Finding Your In-Person Motivators

This weekend I found myself spending some unexpected time with my current writing project. Friday afternoon I met up with some of my teammates for this year’s GISHWHES scavenger hunt, and after several hours of hanging out with other creative people, I felt the need to push my own creativity for the rest of the weekend. Things that would normally serve as distractions held no interest for me and my family left me alone with my laptop for once (an unusual occurrence for many writers out there!).

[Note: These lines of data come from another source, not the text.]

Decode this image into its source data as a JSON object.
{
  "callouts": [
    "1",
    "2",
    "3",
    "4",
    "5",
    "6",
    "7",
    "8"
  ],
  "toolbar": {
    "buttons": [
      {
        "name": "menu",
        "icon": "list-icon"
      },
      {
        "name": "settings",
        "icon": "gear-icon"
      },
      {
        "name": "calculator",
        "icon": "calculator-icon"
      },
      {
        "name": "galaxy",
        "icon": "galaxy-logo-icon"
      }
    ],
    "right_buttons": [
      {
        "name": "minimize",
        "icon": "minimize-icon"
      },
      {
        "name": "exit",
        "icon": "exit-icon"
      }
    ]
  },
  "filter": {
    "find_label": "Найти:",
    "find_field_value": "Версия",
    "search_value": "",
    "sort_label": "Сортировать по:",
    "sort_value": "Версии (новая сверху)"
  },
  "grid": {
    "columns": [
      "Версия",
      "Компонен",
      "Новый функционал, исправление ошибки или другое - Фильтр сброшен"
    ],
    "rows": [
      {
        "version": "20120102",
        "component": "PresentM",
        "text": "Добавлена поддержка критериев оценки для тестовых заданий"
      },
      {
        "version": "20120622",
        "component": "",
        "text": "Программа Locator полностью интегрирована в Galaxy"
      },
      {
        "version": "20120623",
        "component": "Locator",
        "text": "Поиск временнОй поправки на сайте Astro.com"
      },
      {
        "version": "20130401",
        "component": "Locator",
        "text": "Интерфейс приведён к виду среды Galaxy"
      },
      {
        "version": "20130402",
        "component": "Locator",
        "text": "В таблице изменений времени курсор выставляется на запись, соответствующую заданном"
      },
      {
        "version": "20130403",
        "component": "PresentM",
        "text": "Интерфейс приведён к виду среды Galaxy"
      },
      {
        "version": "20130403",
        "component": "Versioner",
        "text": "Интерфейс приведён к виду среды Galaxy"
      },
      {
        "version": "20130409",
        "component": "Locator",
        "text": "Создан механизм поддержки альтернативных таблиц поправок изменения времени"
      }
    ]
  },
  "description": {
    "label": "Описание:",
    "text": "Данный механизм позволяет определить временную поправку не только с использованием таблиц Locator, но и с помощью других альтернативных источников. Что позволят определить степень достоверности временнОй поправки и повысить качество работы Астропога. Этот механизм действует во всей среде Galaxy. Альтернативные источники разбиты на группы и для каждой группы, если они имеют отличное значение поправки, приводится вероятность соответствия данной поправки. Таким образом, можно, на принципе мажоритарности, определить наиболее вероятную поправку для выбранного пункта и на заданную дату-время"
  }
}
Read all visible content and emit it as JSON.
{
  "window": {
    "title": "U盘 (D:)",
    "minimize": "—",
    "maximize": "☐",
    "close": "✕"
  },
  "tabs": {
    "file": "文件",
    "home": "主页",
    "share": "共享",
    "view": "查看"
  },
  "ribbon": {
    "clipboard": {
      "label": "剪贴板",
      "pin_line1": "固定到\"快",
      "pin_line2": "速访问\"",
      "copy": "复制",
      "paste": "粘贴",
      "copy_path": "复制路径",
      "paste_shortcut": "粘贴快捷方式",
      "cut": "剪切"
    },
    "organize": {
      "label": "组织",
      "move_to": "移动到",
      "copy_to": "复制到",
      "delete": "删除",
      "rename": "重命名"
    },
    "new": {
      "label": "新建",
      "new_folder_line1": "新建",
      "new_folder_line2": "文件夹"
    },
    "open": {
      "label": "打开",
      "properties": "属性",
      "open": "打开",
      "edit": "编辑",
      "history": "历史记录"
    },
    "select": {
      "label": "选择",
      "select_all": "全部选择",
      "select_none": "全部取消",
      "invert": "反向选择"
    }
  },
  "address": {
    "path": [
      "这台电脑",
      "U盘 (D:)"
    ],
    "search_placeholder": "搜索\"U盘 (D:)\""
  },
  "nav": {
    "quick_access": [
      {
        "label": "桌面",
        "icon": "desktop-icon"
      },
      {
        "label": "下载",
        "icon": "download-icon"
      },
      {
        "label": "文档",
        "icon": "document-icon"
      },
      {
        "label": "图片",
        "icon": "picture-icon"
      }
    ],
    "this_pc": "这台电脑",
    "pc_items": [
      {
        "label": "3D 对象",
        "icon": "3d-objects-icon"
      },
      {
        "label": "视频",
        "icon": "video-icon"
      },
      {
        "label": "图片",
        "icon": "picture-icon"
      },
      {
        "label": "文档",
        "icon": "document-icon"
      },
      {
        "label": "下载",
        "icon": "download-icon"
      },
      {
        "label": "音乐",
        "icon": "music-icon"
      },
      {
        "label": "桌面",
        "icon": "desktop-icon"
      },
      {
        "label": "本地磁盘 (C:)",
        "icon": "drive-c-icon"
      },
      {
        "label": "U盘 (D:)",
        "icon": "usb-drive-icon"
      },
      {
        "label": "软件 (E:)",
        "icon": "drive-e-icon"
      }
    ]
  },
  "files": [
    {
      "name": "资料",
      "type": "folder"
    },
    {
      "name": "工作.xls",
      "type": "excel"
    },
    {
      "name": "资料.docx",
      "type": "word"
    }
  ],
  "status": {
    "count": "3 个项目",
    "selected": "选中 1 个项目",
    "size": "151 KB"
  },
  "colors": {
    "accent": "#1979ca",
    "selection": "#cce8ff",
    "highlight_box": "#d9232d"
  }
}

At first I didn’t quite know what to do with this unanticipated opportunity. For awhile I simply reread my latest chapter and struggled to ignore my inner critic who was begging me to do some serious editing. After the third or fourth read-through, however, I convinced the pesky, little gremlin that this is still my first draft and that my prose isn’t as bad as what it believes. Just because my writing doesn’t flow in the same way as the book I am currently reading doesn’t mean the flow is bad.

Once I got started on adding to my draft, I had a small but important epiphany regarding a character whose personality has been eluding me since I started writing this story. While I can’t pinpoint exactly what was said that resulted in this epiphany, I do know it came about as I pondered over several conversations I had during that Friday meet-up.

So what’s the point of me telling you any of this?…

The basic message is that we don’t have to be with people who share our same creative outlets in order to draw support and inspiration from each other. While I do miss the writing groups that I participated in during my college years, I am now finding that simply being around other creative people can be just as helpful for keeping me motivated. Online communities are great and can provide necessary critique and technical assistance when it comes to writing specifics, but having an in-person group can’t be beat for creating a supportive and active atmosphere.

It may take you some searching if you don’t already have such a real-life group of your own. And the groups you do find may be fleeting at best. (I am doubtful my own will meet up much once the competition is over until it is time to plan for next year’s scavenger hunt.) But surrounding yourself with people who strive to complete their own personal goals can only help you in completing your own. You may find your new friends in unexpected places or you may have to push yourself outside of your comfort zones in order to meet new people. But in the end, connecting and building your own local community is worth it.